Early Years

My Father

My father was active LDS until around the late 1930’s. As mentioned previously, the time period from when he got married in 1929 and through 1939 was the time of the worst economic downturn in US history. Many families were struggling, including my father’s. Families lived in tents, or boarded up chicken coops, or abandoned houses, and just struggled to survive.

During this time, my father observed the LDS Church continue to push members to pay 10% of their income to the church as “tithing”, regardless of their ability to pay.  He saw many destitute families during the Great Depression, and saw the pressure that was put on them to pay that tithing. This eventually broke his mental shelf concerning the LDS Church, and he said “no more”.

Early Years

My father died when I was 5 years old. Later my mother became very sick, as she discovered she had breast cancer. She died when I was 18 years old.

After my mother took sick, I worked long and hard as a young person to try and earn money for the family. I also worked almost every Sunday.  My early years were characterized by almost no knowledge of the Bible, because I didn’t have time for that. 

One day when I was 14 or 15 years old, I walked into the living room, and mom was watching TV. I paused and listened to the TV program. They were talking about the “Old Testament”. I turned to mom and asked, “mom, what is the Old Testament?”.

Mom just looked at me for a moment, then stood up and went into her bedroom. After a minute I followed, and I found her crying. I asked her what was the matter, and she said, “I have tried to be both a mother and a father to you, and I feel like I have failed at both”. Then she told me what the Old Testament is.

This moment changed me. I began to yearn for answers, and wanted to understand who God is and what I needed to do.  I didn’t know exactly what to do, but a quote by LeGrand Richards (Apostle of the LDS Church) caught my eye at that time, where he distilled the question of Christianity down to Catholicism and Mormonism.  While I do not agree with that distillation today, at the time I was a young impressionable boy, and I accepted it.  So I decided to study.  And since almost all of my Utah environment was “Mormon”, studies of Mormonism seemed the most expeditious, and the easiest to do first.  This especially rang true to me in light of the fact that Orson Pratt, my great grandfather, was a prominent Mormon.

After my mother died in 1977, the best description of me in the late 1970’s is “shell shocked”. It was hard for me to do anything. My mother’s oldest son (and my half brother) took me in at that time and treated me like one of his kids. He once told me that during that time he was beginning to wonder if I would ever snap out of it. I was shell shocked, and just existing, and nothing much more.

As I began to come out of my shell shocked state, I continued my studies, and most of those studies were Mormon-based.

School

I dropped out of high school to take care of my mother during her final stages of cancer. Then I took the GED test to get into college. I attended college at Weber State, in Ogden, Utah, and graduated cum laude with a Bachelor’s Degree in Computer Science, and with minors in Mathematics and Electronics, in 1992.

While going to school I worked for the US Forest Service, at the Region 4 office in the Federal Building of downtown Ogden. For one summer I was transferred to the Wasatch-Cache office in the Federal Building of downtown Salt Lake City, and then transitioned back to Ogden.

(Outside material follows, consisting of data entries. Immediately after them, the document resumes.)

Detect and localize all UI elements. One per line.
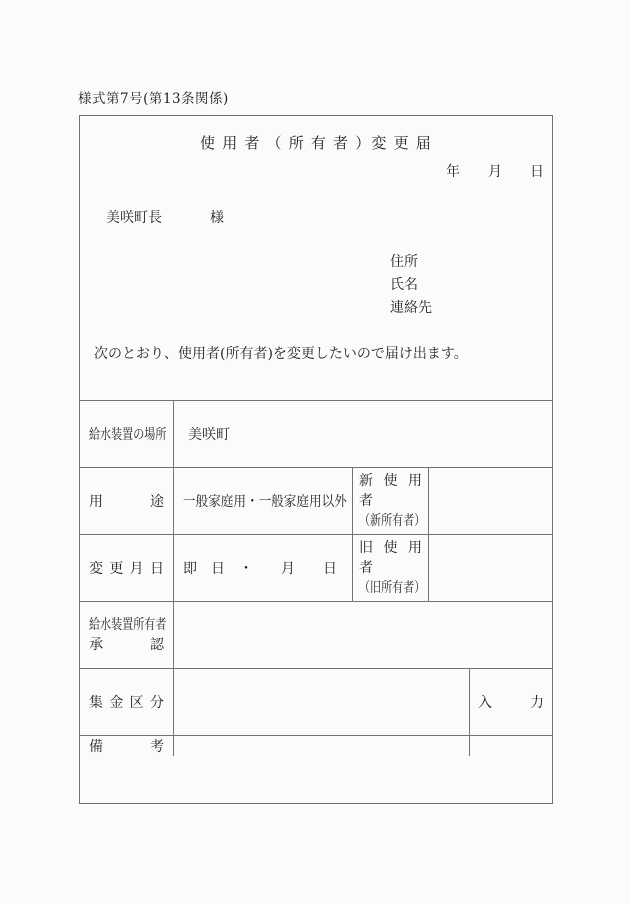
old-user-label-cell: 旧 使 用 者 （旧所有者） [353, 535, 429, 601]
usage-label: 用 途 [89, 491, 164, 511]
old-user-value-cell [429, 535, 552, 601]
applicant-block: 住所 氏名 連絡先 [390, 251, 432, 320]
change-date-value: 即 日 ・ 月 日 [183, 558, 343, 578]
input-label: 入 力 [478, 692, 544, 712]
addressee: 美咲町長 [106, 210, 162, 226]
date-line: 年 月 日 [446, 161, 544, 181]
usage-label-cell: 用 途 [80, 468, 174, 534]
applicant-contact-label: 連絡先 [390, 297, 432, 320]
collection-label-cell: 集 金 区 分 [80, 669, 174, 735]
input-label-cell: 入 力 [470, 669, 552, 735]
owner-approval-label-cell: 給水装置所有者 承 認 [80, 602, 174, 668]
owner-approval-label-line1: 給水装置所有者 [89, 615, 148, 635]
supply-location-label: 給水装置の場所 [89, 424, 148, 444]
new-user-value-cell [429, 468, 552, 534]
old-user-label-line1: 旧 使 用 者 [359, 538, 422, 578]
remarks-value-cell [174, 736, 470, 756]
change-date-label: 変 更 月 日 [89, 558, 164, 578]
document-box: 使 用 者 （ 所 有 者 ）変 更 届 年 月 日 美咲町長様 住所 氏名 連… [79, 115, 553, 804]
row-change-date: 変 更 月 日 即 日 ・ 月 日 旧 使 用 者 （旧所有者） [80, 535, 552, 602]
form-number: 様式第7号(第13条関係) [78, 87, 229, 107]
document-title: 使 用 者 （ 所 有 者 ）変 更 届 [80, 132, 552, 153]
change-date-value-cell: 即 日 ・ 月 日 [174, 535, 353, 601]
usage-value: 一般家庭用・一般家庭用以外 [183, 491, 327, 511]
collection-value-cell [174, 669, 470, 735]
owner-approval-value-cell [174, 602, 552, 668]
supply-location-value: 美咲町 [188, 424, 538, 444]
collection-label: 集 金 区 分 [89, 692, 164, 712]
form-table: 給水装置の場所 美咲町 用 途 一般家庭用・一般家庭用以外 新 使 用 者 （新… [80, 401, 552, 756]
new-user-label-cell: 新 使 用 者 （新所有者） [353, 468, 429, 534]
supply-location-label-cell: 給水装置の場所 [80, 401, 174, 467]
row-collection: 集 金 区 分 入 力 [80, 669, 552, 736]
new-user-label-line1: 新 使 用 者 [359, 471, 422, 511]
new-user-label-line2: （新所有者） [359, 511, 409, 531]
row-owner-approval: 給水装置所有者 承 認 [80, 602, 552, 669]
document-page: 様式第7号(第13条関係) 使 用 者 （ 所 有 者 ）変 更 届 年 月 日… [0, 0, 630, 903]
addressee-line: 美咲町長様 [106, 207, 224, 227]
row-remarks: 備 考 [80, 736, 552, 756]
usage-value-cell: 一般家庭用・一般家庭用以外 [174, 468, 353, 534]
row-supply-location: 給水装置の場所 美咲町 [80, 401, 552, 468]
addressee-honorific: 様 [210, 210, 224, 226]
remarks-right-cell [470, 736, 552, 756]
header-section: 使 用 者 （ 所 有 者 ）変 更 届 年 月 日 美咲町長様 住所 氏名 連… [80, 116, 552, 401]
supply-location-value-cell: 美咲町 [174, 401, 552, 467]
statement: 次のとおり、使用者(所有者)を変更したいので届け出ます。 [94, 343, 468, 363]
remarks-label-cell: 備 考 [80, 736, 174, 756]
applicant-address-label: 住所 [390, 251, 432, 274]
applicant-name-label: 氏名 [390, 274, 432, 297]
change-date-label-cell: 変 更 月 日 [80, 535, 174, 601]
old-user-label-line2: （旧所有者） [359, 578, 409, 598]
remarks-label: 備 考 [89, 736, 164, 756]
owner-approval-label-line2: 承 認 [89, 635, 164, 655]
row-usage: 用 途 一般家庭用・一般家庭用以外 新 使 用 者 （新所有者） [80, 468, 552, 535]
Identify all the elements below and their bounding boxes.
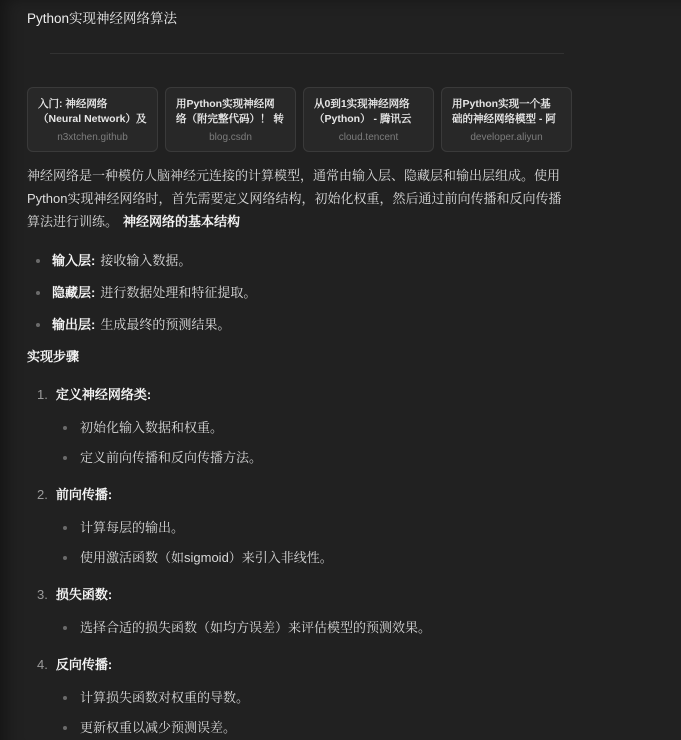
step-number: 4. bbox=[37, 657, 48, 672]
list-desc: 进行数据处理和特征提取。 bbox=[100, 285, 256, 300]
sub-list-item: 计算每层的输出。 bbox=[27, 516, 681, 539]
bullet-dot-icon bbox=[63, 726, 67, 730]
step-term: 反向传播: bbox=[56, 657, 112, 672]
step-sublist: 计算每层的输出。 使用激活函数（如sigmoid）来引入非线性。 bbox=[27, 516, 681, 569]
intro-text: 神经网络是一种模仿人脑神经元连接的计算模型，通常由输入层、隐藏层和输出层组成。使… bbox=[27, 168, 561, 229]
sub-list-item: 计算损失函数对权重的导数。 bbox=[27, 686, 681, 709]
steps-heading: 实现步骤 bbox=[27, 345, 681, 368]
list-item: 输出层:生成最终的预测结果。 bbox=[27, 313, 681, 336]
step-item: 1.定义神经网络类: 初始化输入数据和权重。 定义前向传播和反向传播方法。 bbox=[27, 383, 681, 469]
bullet-dot-icon bbox=[36, 259, 40, 263]
step-sublist: 初始化输入数据和权重。 定义前向传播和反向传播方法。 bbox=[27, 416, 681, 469]
sub-list-item: 选择合适的损失函数（如均方误差）来评估模型的预测效果。 bbox=[27, 616, 681, 639]
sub-list-item: 初始化输入数据和权重。 bbox=[27, 416, 681, 439]
source-card-domain: n3xtchen.github bbox=[38, 132, 147, 144]
source-card-title: 从0到1实现神经网络（Python） - 腾讯云 bbox=[314, 97, 423, 127]
source-card-domain: blog.csdn bbox=[176, 132, 285, 144]
list-desc: 接收输入数据。 bbox=[100, 253, 191, 268]
step-sublist: 计算损失函数对权重的导数。 更新权重以减少预测误差。 bbox=[27, 686, 681, 739]
source-card-domain: developer.aliyun bbox=[452, 132, 561, 144]
structure-list: 输入层:接收输入数据。 隐藏层:进行数据处理和特征提取。 输出层:生成最终的预测… bbox=[27, 249, 681, 336]
step-term: 前向传播: bbox=[56, 487, 112, 502]
chat-response-panel: Python实现神经网络算法 入门: 神经网络（Neural Network）及… bbox=[0, 0, 681, 740]
source-card-title: 入门: 神经网络（Neural Network）及Python 实... bbox=[38, 97, 147, 127]
source-cards-row: 入门: 神经网络（Neural Network）及Python 实... n3x… bbox=[27, 87, 572, 152]
sub-list-item: 使用激活函数（如sigmoid）来引入非线性。 bbox=[27, 546, 681, 569]
step-head: 3.损失函数: bbox=[27, 583, 681, 606]
sub-item-text: 使用激活函数（如sigmoid）来引入非线性。 bbox=[80, 550, 333, 565]
step-number: 3. bbox=[37, 587, 48, 602]
step-number: 1. bbox=[37, 387, 48, 402]
step-term: 定义神经网络类: bbox=[56, 387, 151, 402]
bullet-dot-icon bbox=[63, 556, 67, 560]
list-term: 输入层: bbox=[52, 253, 95, 268]
sub-item-text: 计算损失函数对权重的导数。 bbox=[80, 690, 249, 705]
list-term: 隐藏层: bbox=[52, 285, 95, 300]
intro-paragraph: 神经网络是一种模仿人脑神经元连接的计算模型，通常由输入层、隐藏层和输出层组成。使… bbox=[27, 164, 568, 233]
list-item: 隐藏层:进行数据处理和特征提取。 bbox=[27, 281, 681, 304]
bullet-dot-icon bbox=[63, 426, 67, 430]
source-card[interactable]: 用Python实现一个基础的神经网络模型 - 阿里云... developer.… bbox=[441, 87, 572, 152]
list-item: 输入层:接收输入数据。 bbox=[27, 249, 681, 272]
source-card-domain: cloud.tencent bbox=[314, 132, 423, 144]
bullet-dot-icon bbox=[63, 526, 67, 530]
steps-list: 1.定义神经网络类: 初始化输入数据和权重。 定义前向传播和反向传播方法。 2.… bbox=[27, 383, 681, 739]
bullet-dot-icon bbox=[36, 291, 40, 295]
step-head: 4.反向传播: bbox=[27, 653, 681, 676]
divider bbox=[50, 53, 564, 54]
bullet-dot-icon bbox=[63, 696, 67, 700]
source-card[interactable]: 入门: 神经网络（Neural Network）及Python 实... n3x… bbox=[27, 87, 158, 152]
sub-item-text: 计算每层的输出。 bbox=[80, 520, 184, 535]
bullet-dot-icon bbox=[63, 456, 67, 460]
sub-item-text: 定义前向传播和反向传播方法。 bbox=[80, 450, 262, 465]
step-sublist: 选择合适的损失函数（如均方误差）来评估模型的预测效果。 bbox=[27, 616, 681, 639]
source-card-title: 用Python实现神经网络（附完整代码）！ 转载... bbox=[176, 97, 285, 127]
bullet-dot-icon bbox=[63, 626, 67, 630]
step-item: 4.反向传播: 计算损失函数对权重的导数。 更新权重以减少预测误差。 bbox=[27, 653, 681, 739]
sub-item-text: 初始化输入数据和权重。 bbox=[80, 420, 223, 435]
source-card[interactable]: 从0到1实现神经网络（Python） - 腾讯云 cloud.tencent bbox=[303, 87, 434, 152]
list-desc: 生成最终的预测结果。 bbox=[100, 317, 230, 332]
step-item: 2.前向传播: 计算每层的输出。 使用激活函数（如sigmoid）来引入非线性。 bbox=[27, 483, 681, 569]
source-card[interactable]: 用Python实现神经网络（附完整代码）！ 转载... blog.csdn bbox=[165, 87, 296, 152]
step-head: 2.前向传播: bbox=[27, 483, 681, 506]
sub-list-item: 更新权重以减少预测误差。 bbox=[27, 716, 681, 739]
step-head: 1.定义神经网络类: bbox=[27, 383, 681, 406]
step-item: 3.损失函数: 选择合适的损失函数（如均方误差）来评估模型的预测效果。 bbox=[27, 583, 681, 639]
sub-item-text: 选择合适的损失函数（如均方误差）来评估模型的预测效果。 bbox=[80, 620, 431, 635]
step-number: 2. bbox=[37, 487, 48, 502]
sub-item-text: 更新权重以减少预测误差。 bbox=[80, 720, 236, 735]
source-card-title: 用Python实现一个基础的神经网络模型 - 阿里云... bbox=[452, 97, 561, 127]
inline-section-heading: 神经网络的基本结构 bbox=[123, 214, 240, 229]
bullet-dot-icon bbox=[36, 323, 40, 327]
sub-list-item: 定义前向传播和反向传播方法。 bbox=[27, 446, 681, 469]
page-title: Python实现神经网络算法 bbox=[27, 9, 681, 28]
list-term: 输出层: bbox=[52, 317, 95, 332]
step-term: 损失函数: bbox=[56, 587, 112, 602]
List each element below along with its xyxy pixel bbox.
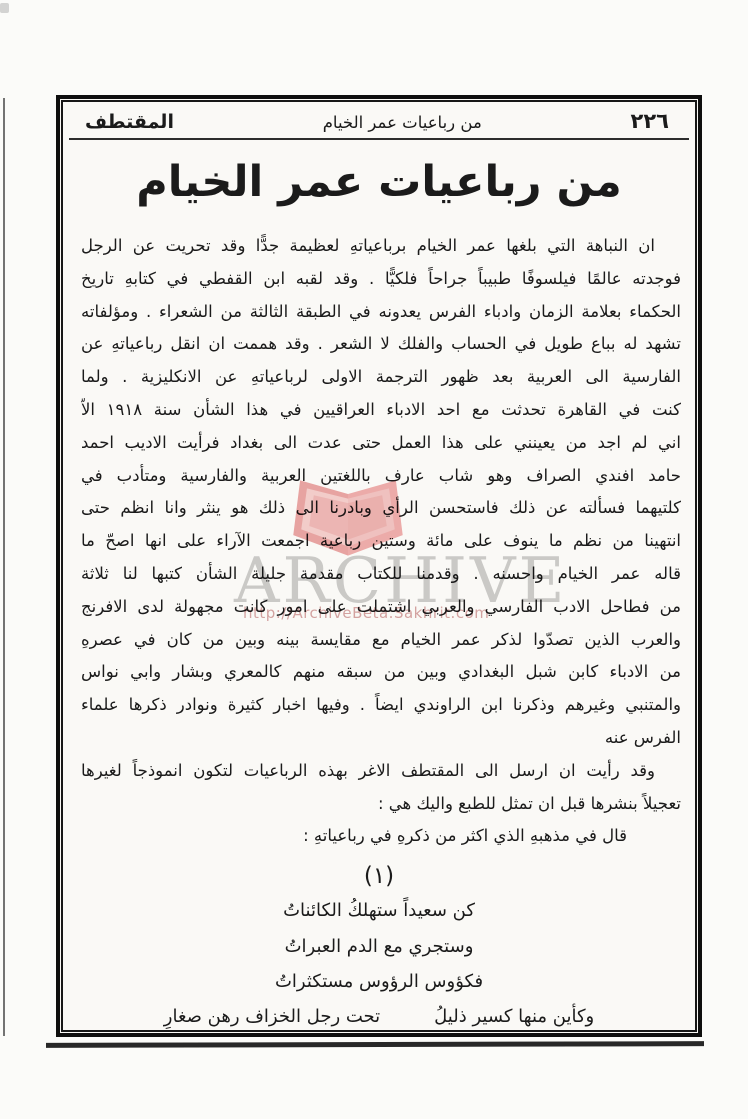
body-line: والمتنبي وغيرهم وذكرنا ابن الراوندي ايضا…	[81, 689, 681, 722]
body-line: قال في مذهبهِ الذي اكثر من ذكرهِ في رباع…	[81, 820, 681, 853]
body-line: الحكماء بعلامة الزمان وادباء الفرس يعدون…	[81, 296, 681, 329]
body-line: والعرب الذين تصدّوا لذكر عمر الخيام مع م…	[81, 624, 681, 657]
watermark-url-text: http://ArchiveBeta.Sakhrit.com	[243, 604, 489, 622]
article-title: من رباعيات عمر الخيام	[69, 152, 689, 212]
poem-line: كن سعيداً ستهلكُ الكائناتُ	[69, 893, 689, 929]
scanned-page: { "header": { "magazine_title": "المقتطف…	[0, 0, 748, 1119]
page-header: ٢٢٦ من رباعيات عمر الخيام المقتطف	[69, 102, 689, 140]
body-line: ان النباهة التي بلغها عمر الخيام برباعيا…	[81, 230, 681, 263]
scan-corner-smudge	[0, 3, 9, 13]
body-line: تشهد له بباع طويل في الحساب والفلك لا ال…	[81, 328, 681, 361]
poem-block: كن سعيداً ستهلكُ الكائناتُ وستجري مع الد…	[69, 893, 689, 1033]
poem-line: وستجري مع الدم العبراتُ	[69, 929, 689, 965]
running-title: من رباعيات عمر الخيام	[323, 113, 482, 132]
frame-bottom-shadow-rule	[46, 1041, 704, 1048]
body-line: كنت في القاهرة تحدثت مع احد الادباء العر…	[81, 394, 681, 427]
body-line: وقد رأيت ان ارسل الى المقتطف الاغر بهذه …	[81, 755, 681, 788]
body-line: تعجيلاً بنشرها قبل ان تمثل للطبع واليك ه…	[81, 788, 681, 821]
body-line: من الادباء كابن شبل البغدادي وبين من سبق…	[81, 656, 681, 689]
poem-section-number: (١)	[69, 861, 689, 891]
scan-page-edge-line	[3, 98, 5, 1036]
page-number: ٢٢٦	[631, 109, 669, 133]
poem-last-line: وكأين منها كسير ذليلُ تحت رجل الخزاف رهن…	[69, 1000, 689, 1033]
body-line: الفرس عنه	[81, 722, 681, 755]
magazine-title: المقتطف	[85, 111, 174, 133]
body-line: اني لم اجد من يعينني على هذا العمل حتى ع…	[81, 427, 681, 460]
poem-line: فكؤوس الرؤوس مستكثراتُ	[69, 964, 689, 1000]
body-line: الفارسية الى العربية بعد ظهور الترجمة ال…	[81, 361, 681, 394]
body-line: فوجدته عالمًا فيلسوفًا طبيباً جراحاً فلك…	[81, 263, 681, 296]
poem-hemistich-first: وكأين منها كسير ذليلُ	[434, 1000, 594, 1033]
poem-hemistich-second: تحت رجل الخزاف رهن صغارِ	[164, 1000, 380, 1033]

My first job out of school was with Fidelity Investments, the largest mutual fund company in the USA. Fidelity is based out of Boston, Massachusetts. I was hired as a Computer Analyst, and worked for Fidelity for two years in their Salt Lake City office.

Getting Married

When I was engaged to be married to my wife, Denise, I told her “you can have any last name you want, and I will take any last name I want, but if you decide you want the last name of ‘Pratt’, I will legally change my name to that as well”.

Denise responded, “I do not want our children named after a man that you are not even related to” (that would be Charles Mattingly).

I replied, “I thought you might feel that way. I will change my last name to ‘Pratt’”.

So in early 1988 I filed a petition with the 2nd District Court of Weber County for a name change. The petition was granted in April of that year.

At the time I was working for the US Forest Service. I was frequently asked why I was changing my name, and I got tired of it. So I started telling the following lyric to anybody at work that asked:

If it weren’t for bad luck,
I’d have no luck at all…
I tried to change my luck,

but my luck just stayed the same…
And since I couldn’t change my luck,

I changed my name!

Because of Denise, I believe I am one of the most blessed people on earth.